The works of Francis Maitland Balfour, Volume 3 (of 4) - Francis M. Balfour

In the earliest stage it forms a simple bar in the membranous mandibular arch, parallel to and very similar to the hyoid bar behind ([fig. 337], Mn). In the next stage observed, that is to say in Tadpoles of four, five, to six lines long, an astonishing transformation has taken place. The mandibular arch ([fig. 338]) is turned directly forwards parallel to the trabecula, to which it is attached in front (p.pg) and behind (pd). The proximal part of the arch thus forms a subocular bar, and the space between it and the trabecula a subocular fenestra. In front of the anterior attachment it is continued forwards for a short distance, and to the free end of this projecting part is articulated a small Meckelian cartilage directed upwards (mk). The Meckelian cartilage is at this stage placed in front of the nasal sacks, in the lower lip of the suctorial mouth. The greater part of the arch, parallel with the trabeculæ, is equivalent to what has been called in the Axolotl the quadrate, while its anterior attachment to the trabeculæ is the rudiment of the palatopterygoid cartilage. The posterior attachment is known as the pedicle.

Fig. 338. Tadpole of Common Toad, one-third of an inch long; cranial and mandibular cartilages seen from above; the parachordal cartilages are not yet definite. (From Parker.)
nc. notochord; ms. muscular segments; au. auditory capsule; py. region of pituitary body; tr. trabecula; c.tr. cornu trabeculæ; p.pg. palatopterygoid bar; pd. pedicle; q. quadrate condyle; mk. Meckelian piece of mandibular arch; so.f. subocular fenestra; u.l. upper labial cartilage. The dotted circle within the quadrate region indicates the position of the internal nostril.

The condition of the mandibular arch during this and the next stage ([fig. 339]) is very perplexing. Its structure appears adapted in some way to support the suctorial mouth of the Tadpole.

Reasons have been offered in a previous part of this volume for supposing that the suctorial mouth of the Tadpole is probably not simply a structure secondarily acquired by this larva, but is an organ inherited from an ancestor provided through life with a suctorial mouth.

The question thus arises, is the peculiar modification of the mandibular arch of the Tadpole an inherited or an acquired feature?

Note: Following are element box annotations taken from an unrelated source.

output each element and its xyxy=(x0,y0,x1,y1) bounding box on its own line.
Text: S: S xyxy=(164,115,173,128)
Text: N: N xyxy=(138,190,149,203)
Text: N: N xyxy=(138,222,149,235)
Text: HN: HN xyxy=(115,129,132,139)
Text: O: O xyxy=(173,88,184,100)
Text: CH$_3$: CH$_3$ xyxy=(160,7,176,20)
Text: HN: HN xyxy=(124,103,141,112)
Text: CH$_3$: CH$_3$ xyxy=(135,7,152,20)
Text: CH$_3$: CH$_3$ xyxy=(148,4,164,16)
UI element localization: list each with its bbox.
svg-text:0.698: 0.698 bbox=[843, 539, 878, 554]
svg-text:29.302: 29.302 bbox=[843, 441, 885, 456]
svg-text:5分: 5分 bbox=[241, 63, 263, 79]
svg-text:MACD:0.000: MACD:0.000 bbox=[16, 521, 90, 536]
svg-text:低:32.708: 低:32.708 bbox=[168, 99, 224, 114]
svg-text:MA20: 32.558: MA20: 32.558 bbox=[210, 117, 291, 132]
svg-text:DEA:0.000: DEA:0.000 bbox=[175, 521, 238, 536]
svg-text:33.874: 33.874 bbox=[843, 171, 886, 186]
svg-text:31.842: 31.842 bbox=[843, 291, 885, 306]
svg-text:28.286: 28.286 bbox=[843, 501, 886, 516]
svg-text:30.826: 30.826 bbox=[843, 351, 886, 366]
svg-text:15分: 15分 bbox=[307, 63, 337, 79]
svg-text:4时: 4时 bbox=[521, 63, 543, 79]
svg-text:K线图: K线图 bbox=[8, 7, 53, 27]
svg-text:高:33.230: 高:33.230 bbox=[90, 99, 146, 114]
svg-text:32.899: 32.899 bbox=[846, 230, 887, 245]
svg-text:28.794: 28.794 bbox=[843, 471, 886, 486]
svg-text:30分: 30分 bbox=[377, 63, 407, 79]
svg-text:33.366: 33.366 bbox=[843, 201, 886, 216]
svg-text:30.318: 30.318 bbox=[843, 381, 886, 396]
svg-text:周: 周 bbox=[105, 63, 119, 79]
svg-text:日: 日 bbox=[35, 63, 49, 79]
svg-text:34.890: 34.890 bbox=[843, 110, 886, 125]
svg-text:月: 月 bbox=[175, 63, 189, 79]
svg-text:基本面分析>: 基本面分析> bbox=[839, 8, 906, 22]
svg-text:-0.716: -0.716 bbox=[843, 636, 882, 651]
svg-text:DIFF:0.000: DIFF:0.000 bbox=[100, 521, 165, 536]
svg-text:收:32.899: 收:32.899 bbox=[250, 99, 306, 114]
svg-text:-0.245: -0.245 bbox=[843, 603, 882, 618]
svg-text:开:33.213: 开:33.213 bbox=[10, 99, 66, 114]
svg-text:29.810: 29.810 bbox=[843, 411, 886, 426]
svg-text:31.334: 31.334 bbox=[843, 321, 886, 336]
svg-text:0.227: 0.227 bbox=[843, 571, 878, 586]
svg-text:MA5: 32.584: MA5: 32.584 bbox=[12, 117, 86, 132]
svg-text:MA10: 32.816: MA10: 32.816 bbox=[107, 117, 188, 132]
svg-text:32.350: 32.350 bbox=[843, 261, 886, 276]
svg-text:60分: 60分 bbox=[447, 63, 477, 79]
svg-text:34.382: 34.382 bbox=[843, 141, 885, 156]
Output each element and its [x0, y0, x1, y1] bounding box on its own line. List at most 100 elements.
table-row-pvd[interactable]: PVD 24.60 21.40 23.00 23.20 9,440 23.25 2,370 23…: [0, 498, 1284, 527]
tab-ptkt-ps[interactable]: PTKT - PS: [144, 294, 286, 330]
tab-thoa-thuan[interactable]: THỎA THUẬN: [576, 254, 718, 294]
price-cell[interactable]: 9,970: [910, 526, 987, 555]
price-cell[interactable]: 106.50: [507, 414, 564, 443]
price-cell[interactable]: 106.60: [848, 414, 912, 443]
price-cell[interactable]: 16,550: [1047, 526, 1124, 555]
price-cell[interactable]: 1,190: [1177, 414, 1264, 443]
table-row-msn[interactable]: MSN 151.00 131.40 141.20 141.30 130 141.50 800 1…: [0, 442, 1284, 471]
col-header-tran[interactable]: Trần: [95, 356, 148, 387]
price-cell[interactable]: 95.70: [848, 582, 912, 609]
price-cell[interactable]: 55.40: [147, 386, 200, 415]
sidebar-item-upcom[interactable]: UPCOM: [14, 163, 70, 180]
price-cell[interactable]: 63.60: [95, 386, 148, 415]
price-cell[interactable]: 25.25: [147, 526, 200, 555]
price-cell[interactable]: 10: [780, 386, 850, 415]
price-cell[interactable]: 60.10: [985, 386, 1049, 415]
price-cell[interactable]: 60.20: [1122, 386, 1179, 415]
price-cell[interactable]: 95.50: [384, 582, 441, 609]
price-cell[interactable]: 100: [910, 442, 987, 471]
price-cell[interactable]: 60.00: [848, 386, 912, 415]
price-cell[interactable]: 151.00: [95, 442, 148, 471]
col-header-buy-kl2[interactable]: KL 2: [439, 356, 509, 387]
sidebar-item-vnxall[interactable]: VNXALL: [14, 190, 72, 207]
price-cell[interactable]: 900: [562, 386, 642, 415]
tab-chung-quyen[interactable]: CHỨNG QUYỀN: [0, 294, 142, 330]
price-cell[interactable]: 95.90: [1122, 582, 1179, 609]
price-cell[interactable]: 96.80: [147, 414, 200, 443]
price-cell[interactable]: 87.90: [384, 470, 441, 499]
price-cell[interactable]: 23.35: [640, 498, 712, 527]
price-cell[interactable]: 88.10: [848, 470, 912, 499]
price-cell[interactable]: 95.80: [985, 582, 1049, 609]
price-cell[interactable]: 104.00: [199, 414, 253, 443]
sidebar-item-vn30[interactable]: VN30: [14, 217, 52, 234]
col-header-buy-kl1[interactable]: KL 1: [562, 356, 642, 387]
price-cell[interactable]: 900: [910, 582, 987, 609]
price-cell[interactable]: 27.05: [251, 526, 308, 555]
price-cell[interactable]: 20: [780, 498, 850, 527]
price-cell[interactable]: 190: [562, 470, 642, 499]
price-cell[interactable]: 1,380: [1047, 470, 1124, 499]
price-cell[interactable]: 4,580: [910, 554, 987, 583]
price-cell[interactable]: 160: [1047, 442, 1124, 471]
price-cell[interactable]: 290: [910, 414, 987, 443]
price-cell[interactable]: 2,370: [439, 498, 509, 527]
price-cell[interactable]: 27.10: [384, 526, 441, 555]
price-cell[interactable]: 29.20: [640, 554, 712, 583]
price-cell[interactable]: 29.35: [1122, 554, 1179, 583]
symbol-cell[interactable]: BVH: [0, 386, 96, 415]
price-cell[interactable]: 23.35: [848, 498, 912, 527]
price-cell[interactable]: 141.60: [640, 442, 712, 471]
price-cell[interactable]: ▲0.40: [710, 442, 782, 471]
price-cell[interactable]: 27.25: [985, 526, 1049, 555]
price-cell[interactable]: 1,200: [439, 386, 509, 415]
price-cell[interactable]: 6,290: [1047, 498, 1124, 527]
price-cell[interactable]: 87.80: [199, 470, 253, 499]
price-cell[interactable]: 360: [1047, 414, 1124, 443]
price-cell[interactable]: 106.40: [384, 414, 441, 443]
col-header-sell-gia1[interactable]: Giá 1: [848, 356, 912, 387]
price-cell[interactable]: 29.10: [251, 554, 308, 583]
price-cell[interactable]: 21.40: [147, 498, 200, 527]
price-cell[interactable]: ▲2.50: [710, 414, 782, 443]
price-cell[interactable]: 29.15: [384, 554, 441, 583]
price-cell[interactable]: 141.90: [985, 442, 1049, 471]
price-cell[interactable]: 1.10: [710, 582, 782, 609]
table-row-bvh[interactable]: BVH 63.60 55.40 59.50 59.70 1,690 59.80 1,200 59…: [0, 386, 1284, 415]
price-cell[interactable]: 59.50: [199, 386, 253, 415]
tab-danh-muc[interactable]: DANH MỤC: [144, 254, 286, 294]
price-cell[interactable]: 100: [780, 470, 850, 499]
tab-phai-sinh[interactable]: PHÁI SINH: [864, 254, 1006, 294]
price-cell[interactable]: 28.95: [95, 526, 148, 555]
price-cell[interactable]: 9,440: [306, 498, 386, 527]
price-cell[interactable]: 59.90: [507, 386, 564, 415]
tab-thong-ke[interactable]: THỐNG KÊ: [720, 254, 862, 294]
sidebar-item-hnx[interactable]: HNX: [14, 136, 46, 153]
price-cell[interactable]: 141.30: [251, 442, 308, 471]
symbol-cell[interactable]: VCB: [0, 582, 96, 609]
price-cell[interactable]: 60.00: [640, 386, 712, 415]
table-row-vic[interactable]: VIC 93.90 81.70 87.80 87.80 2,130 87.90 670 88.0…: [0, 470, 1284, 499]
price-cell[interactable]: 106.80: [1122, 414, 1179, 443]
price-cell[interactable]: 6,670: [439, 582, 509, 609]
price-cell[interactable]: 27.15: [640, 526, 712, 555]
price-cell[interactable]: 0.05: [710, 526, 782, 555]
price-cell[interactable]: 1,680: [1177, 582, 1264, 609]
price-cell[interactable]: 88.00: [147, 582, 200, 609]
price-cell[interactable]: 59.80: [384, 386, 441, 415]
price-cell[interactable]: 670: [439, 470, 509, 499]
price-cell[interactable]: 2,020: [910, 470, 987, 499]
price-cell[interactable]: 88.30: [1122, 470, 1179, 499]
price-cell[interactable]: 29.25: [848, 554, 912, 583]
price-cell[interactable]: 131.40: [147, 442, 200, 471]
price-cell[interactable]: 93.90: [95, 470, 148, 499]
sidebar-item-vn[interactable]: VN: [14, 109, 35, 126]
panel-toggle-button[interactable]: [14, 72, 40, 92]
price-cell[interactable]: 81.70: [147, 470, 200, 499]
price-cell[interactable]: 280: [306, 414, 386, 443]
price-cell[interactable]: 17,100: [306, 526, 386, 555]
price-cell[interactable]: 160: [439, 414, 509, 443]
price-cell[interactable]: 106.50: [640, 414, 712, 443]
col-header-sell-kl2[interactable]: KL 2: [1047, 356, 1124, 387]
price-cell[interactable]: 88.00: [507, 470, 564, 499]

If the first alternative is accepted we should have to admit that the mandibular arch became first of all modified in connection with the suctorial mouth, before it was converted into the jaws of the Gnathostomata; and that the peculiar history of this arch in the Tadpole is a more or less true record of its phylogenetic development. In favour of this view is the striking similarity which Huxley has pointed out between the oral skeleton of the Lamprey and that of the Tadpole; and certain peculiarities of the mandibular arch of Chimæra and the Dipnoi can perhaps best be explained on the supposition that the oral skeleton of these forms has arisen in a manner somewhat similar to that in the Frog; though with reference to this point further developmental data are much required.

On the other hand the above suppositions would necessitate our admitting that a great abbreviation has occurred in the development of the mandibular arch of the otherwise more primitive Urodela; and that the simple mode of growth of the jaws in Elasmobranchii, from the primitive mandibular arch, is phylogenetically a much abbreviated and modified process, instead of being, as usually supposed, a true record of ancestral history.

If the view is accepted that the characters of the mandibular arch of the Tadpole are secondary, it will be necessary to admit that the adaptation of the mandibular arch to the suctorial mouth took place after the suctorial mouth had come to be merely a larval organ.